Monaco Hebdo : Si l’on écoute l’actuel président de la commission Logement du conseil national, Jean-Michel Cucchi, l’ancienne majorité n’a pas anticipé les programmations de constructions de logements après 2013. En conséquence, aucune livraison d’immeubles domaniaux n’est prévue avant 2018. Votre position ?
Gérard Bertrand : Peut-être que M. Cucchi ne s’est pas rendu compte qu’il y a eu une crise économique mondiale et que Monaco était touché ! Quand nous étions élus, les budgets étaient en déficit. Le gouvernement nous a demandé de ralentir les constructions d’immeubles domaniaux. Même si le logement a toujours été notre priorité, nous l’avons accepté, mais à des conditions précises. Primo, nous avons demandé que le gouvernement fasse un état des lieux et recense tous les appartements vides. Secundo, que l’Etat fasse un effort de rénovation des appartements, le délai des travaux devant passer de 6 à 3 mois. Tertio, nous avons demandé que le gouvernement optimise les échanges d’appartements et mette en place des primes à la mobilité. Une personne vivant seule dans un 4 pièces doit pouvoir intégrer un 2 pièces avec un loyer avantageux… On pensait axer notre travail là-dessus en 2013… Le ministre nous avait d’ailleurs certifié qu’il attaquerait les travaux de Testimonio II en 2014, pour livrer l’opération en 2018.

M.H. : Au vu des résultats de la dernière commission d’attribution de logements domaniaux, vous estimez comme Cucchi qu’il y a pénurie ?
G.B. : Oui.

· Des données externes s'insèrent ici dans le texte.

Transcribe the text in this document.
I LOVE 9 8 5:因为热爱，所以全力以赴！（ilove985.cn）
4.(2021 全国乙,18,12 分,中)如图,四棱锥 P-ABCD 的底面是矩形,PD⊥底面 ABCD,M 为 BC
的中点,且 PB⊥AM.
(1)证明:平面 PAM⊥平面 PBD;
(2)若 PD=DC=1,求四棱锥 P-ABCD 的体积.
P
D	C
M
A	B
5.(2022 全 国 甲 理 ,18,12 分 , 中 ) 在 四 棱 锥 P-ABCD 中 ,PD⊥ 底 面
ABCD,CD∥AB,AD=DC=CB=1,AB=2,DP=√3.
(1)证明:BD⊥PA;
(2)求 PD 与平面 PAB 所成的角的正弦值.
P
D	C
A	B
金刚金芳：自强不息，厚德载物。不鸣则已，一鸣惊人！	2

Quand l’étude de l’IMSEE sur les besoins en logements domaniaux a été présentée l’an passé, je m’étais élevé contre ses conclusions (selon lesquelles il n’y aurait plus de pénurie en 2014). Le ministre m’avait d’ailleurs fait à l’époque des remarques assez sèches. Mais je n’en démords pas. Lors des dernières commissions d’attributions auxquelles j’ai assisté, il y avait deux fois plus de demandes que d’appartements libres ! Il y avait donc bien pénurie. Je pense qu’à l’IMSEE, M. Galfré et ses collaborateurs font un travail formidable. Mais dans le domaine du logement, on ne peut s’en tenir aux chiffres. Il y a des situations familiales complexes et imprévisibles. L’étude n’est donc pas valable. La tour Odéon va certes être une bouffée d’oxygène. Mais après 2014, il faudra 50 nouveaux appartements par an…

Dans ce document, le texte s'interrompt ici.